本節說明推論要求主體和回應主體的格式，並提供 TensorFlow、scikit-learn 和 XGBoost 的範例。

要求主體詳細資料

TensorFlow

要求主體包含採用下列結構的資料 (JSON 表示法)：

{   "instances": [     <value>|<simple/nested list>|<object>,     ...   ] }

instances[] 物件為必要項目，且必須包含要取得推論結果的執行個體清單。

樣本清單內每項元素的結構取決於您的模型輸入定義。樣本可以包含已命名的輸入 (做為物件)，也可以僅包含未加標籤的值。

只有部分資料會包含已命名的輸入。某些樣本屬於簡易的 JSON 值 (布林值、數值或字串)，但樣本通常是包含簡單值或複雜巢狀結構的清單。

以下是幾個要求主體的範例。

將每一資料列都編碼為字串值的 CSV 資料：

 {"instances": ["1.0,true,\\"x\\"", "-2.0,false,\\"y\\""]}

純文字：

 {"instances": ["the quick brown fox", "the lazy dog"]}

編碼為字詞清單的語句 (字串向量)：

 {   "instances": [     ["the","quick","brown"],     ["the","lazy","dog"],     ...   ] }

浮點純量值：

 {"instances": [0.0, 1.1, 2.2]}

整數向量：

 {   "instances": [     [0, 1, 2],     [3, 4, 5],     ...   ] }

張量 (下列範例是二維張量)：

 {   "instances": [     [       [0, 1, 2],       [3, 4, 5]     ],     ...   ] }

可透過不同方式來表示的圖片。在此編碼配置中，前兩個維度代表圖片的列和欄，第三個維度則包含每個像素的 R、G、B 值的清單 (向量)：

 {   "instances": [     [       [         [138, 30, 66],         [130, 20, 56],         ...       ],       [         [126, 38, 61],         [122, 24, 57],         ...       ],       ...     ],     ...   ] }

資料編碼

JSON 字串的編碼必須為 UTF-8。如要傳送二進位資料，您必須使用 base64 編碼並將資料標示為二進位。如要將 JSON 字串標示為二進位，請將字串替換為具備 b64 單一屬性的 JSON 物件：

{"b64": "..."}

下列範例顯示須採用 base64 編碼兩個序列化 tf.Examples 例項 (此為僅供說明之用的偽資料)：

 {"instances": [{"b64": "X5ad6u"}, {"b64": "IA9j4nx"}]}

下列範例顯示須採用 base64 編碼兩個 JPEG 圖片位元組字串 (此為僅供說明之用的偽資料)：

 {"instances": [{"b64": "ASa8asdf"}, {"b64": "JLK7ljk3"}]}

多個輸入張量

部分模型具有可接受多個輸入張量的基礎 TensorFlow 圖形。此案例採用 JSON 名稱/值組合中的名稱來識別輸入張量。

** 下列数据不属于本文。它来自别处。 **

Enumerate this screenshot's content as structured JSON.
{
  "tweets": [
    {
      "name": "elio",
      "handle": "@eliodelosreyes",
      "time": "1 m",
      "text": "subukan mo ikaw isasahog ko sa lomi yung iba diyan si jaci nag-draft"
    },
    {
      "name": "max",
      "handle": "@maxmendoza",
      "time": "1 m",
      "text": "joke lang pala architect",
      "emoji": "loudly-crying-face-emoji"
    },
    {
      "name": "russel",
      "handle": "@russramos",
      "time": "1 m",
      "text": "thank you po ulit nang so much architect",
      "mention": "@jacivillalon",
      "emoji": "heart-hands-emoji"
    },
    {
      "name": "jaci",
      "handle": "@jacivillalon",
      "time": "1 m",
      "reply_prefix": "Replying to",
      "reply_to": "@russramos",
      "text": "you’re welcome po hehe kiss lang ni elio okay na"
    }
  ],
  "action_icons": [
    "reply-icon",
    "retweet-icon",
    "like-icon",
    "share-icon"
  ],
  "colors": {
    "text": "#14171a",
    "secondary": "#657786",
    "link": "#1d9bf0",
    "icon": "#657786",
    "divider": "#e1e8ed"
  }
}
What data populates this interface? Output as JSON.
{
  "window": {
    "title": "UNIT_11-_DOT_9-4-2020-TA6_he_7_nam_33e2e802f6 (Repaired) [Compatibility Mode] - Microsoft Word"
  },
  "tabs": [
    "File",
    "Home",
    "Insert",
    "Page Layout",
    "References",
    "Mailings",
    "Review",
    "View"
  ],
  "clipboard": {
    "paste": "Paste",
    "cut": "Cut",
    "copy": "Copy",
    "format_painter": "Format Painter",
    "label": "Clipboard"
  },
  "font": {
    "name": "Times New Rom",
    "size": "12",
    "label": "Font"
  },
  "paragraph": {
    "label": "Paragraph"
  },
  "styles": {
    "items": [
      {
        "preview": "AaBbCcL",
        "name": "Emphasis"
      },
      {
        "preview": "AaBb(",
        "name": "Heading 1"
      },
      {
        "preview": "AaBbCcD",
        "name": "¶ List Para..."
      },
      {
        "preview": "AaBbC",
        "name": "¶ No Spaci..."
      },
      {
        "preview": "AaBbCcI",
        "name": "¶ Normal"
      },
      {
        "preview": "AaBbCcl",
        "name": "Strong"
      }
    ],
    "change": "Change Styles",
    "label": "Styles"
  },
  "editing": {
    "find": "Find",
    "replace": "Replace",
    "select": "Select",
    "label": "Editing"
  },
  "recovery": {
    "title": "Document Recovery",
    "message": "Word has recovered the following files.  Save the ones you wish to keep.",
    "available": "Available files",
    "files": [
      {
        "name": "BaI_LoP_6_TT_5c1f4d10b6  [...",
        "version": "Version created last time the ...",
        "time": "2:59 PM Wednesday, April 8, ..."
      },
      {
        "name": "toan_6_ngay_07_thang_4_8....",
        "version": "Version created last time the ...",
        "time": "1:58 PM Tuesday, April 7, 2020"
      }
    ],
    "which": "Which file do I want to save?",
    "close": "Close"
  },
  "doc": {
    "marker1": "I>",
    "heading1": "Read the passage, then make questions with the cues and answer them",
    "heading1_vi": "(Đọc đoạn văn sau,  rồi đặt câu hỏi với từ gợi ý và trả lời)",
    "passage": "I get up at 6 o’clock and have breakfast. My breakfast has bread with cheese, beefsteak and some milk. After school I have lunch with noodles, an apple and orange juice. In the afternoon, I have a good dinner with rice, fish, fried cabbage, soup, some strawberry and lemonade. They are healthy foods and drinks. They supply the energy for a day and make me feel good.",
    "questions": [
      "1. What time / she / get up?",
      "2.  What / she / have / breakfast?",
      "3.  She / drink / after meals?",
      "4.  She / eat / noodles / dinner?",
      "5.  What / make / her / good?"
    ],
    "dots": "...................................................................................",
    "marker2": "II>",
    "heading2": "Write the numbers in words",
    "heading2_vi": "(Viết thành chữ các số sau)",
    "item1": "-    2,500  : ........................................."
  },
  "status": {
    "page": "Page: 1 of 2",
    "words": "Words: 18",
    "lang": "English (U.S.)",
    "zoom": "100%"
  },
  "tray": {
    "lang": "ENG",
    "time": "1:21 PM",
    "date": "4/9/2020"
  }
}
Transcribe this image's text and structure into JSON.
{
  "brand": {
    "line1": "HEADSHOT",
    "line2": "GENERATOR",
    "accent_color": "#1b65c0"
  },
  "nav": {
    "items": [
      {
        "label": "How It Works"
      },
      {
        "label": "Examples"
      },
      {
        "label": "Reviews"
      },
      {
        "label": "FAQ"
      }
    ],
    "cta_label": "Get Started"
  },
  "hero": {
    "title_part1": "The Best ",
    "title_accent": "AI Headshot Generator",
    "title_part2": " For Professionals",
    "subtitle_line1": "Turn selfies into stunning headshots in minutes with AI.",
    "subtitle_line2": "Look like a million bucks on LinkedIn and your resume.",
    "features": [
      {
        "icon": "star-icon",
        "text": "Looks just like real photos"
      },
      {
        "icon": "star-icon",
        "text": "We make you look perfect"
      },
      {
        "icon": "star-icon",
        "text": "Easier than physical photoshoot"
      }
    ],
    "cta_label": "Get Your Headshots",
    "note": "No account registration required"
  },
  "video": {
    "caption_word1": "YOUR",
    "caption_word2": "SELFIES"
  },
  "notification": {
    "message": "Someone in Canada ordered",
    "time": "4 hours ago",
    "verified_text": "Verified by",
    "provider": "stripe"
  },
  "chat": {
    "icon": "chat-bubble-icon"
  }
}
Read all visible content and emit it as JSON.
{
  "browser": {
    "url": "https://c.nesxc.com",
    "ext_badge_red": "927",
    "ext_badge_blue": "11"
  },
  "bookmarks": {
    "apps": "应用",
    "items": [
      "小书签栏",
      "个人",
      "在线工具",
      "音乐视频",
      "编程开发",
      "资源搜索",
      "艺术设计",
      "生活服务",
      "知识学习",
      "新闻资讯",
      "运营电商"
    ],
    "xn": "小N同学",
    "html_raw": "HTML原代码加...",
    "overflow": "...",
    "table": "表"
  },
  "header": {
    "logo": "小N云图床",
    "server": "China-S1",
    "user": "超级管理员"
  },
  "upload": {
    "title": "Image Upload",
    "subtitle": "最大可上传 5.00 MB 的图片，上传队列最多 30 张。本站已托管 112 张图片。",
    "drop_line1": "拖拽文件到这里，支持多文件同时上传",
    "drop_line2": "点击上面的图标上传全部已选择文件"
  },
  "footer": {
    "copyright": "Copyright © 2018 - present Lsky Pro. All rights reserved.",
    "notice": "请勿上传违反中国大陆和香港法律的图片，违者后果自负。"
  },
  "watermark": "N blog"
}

輸入張量別名為「tag」(字串) 和「image」(base64 編碼字串) 的圖表：

 {   "instances": [     {       "tag": "beach",       "image": {"b64": "ASa8asdf"}     },     {       "tag": "car",       "image": {"b64": "JLK7ljk3"}     }   ] }

輸入張量別名為「tag」(字串) 和「image」(8 位元整數的 3 維陣列) 的圖表：

 {   "instances": [     {       "tag": "beach",       "image": [         [           [138, 30, 66],           [130, 20, 56],           ...         ],         [           [126, 38, 61],           [122, 24, 57],           ...         ],         ...       ]     },     {       "tag": "car",       "image": [         [           [255, 0, 102],           [255, 0, 97],           ...         ],         [           [254, 1, 101],           [254, 2, 93],           ...         ],         ...       ]     },     ...   ] }

scikit-learn

要求主體包含採用下列結構的資料 (JSON 表示法)：

{   "instances": [     <simple list>,     ...   ] }

instances[] 是必要物件，而且必須包含要取得推論結果的樣本清單。在下列範例中，每個輸入樣本都是浮點清單：

{   "instances": [     [0.0, 1.1, 2.2],     [3.3, 4.4, 5.5],     ...   ] }

輸入樣本的維度必須與模型預期的維度相符。舉例來說，如果模型須具備三個特徵，則每個輸入樣本的長度必須為 3。

XGBoost

要求主體包含採用下列結構的資料 (JSON 表示法)：

{   "instances": [     <simple list>,     ...   ] }

instances[] 是必要物件，而且必須包含要取得推論結果的樣本清單。在下列範例中，每個輸入樣本都是浮點清單：

{   "instances": [     [0.0, 1.1, 2.2],     [3.3, 4.4, 5.5],     ...   ] }

輸入樣本的維度必須與模型預期的維度相符。舉例來說，如果模型須具備三個特徵，則每個輸入樣本的長度必須為 3。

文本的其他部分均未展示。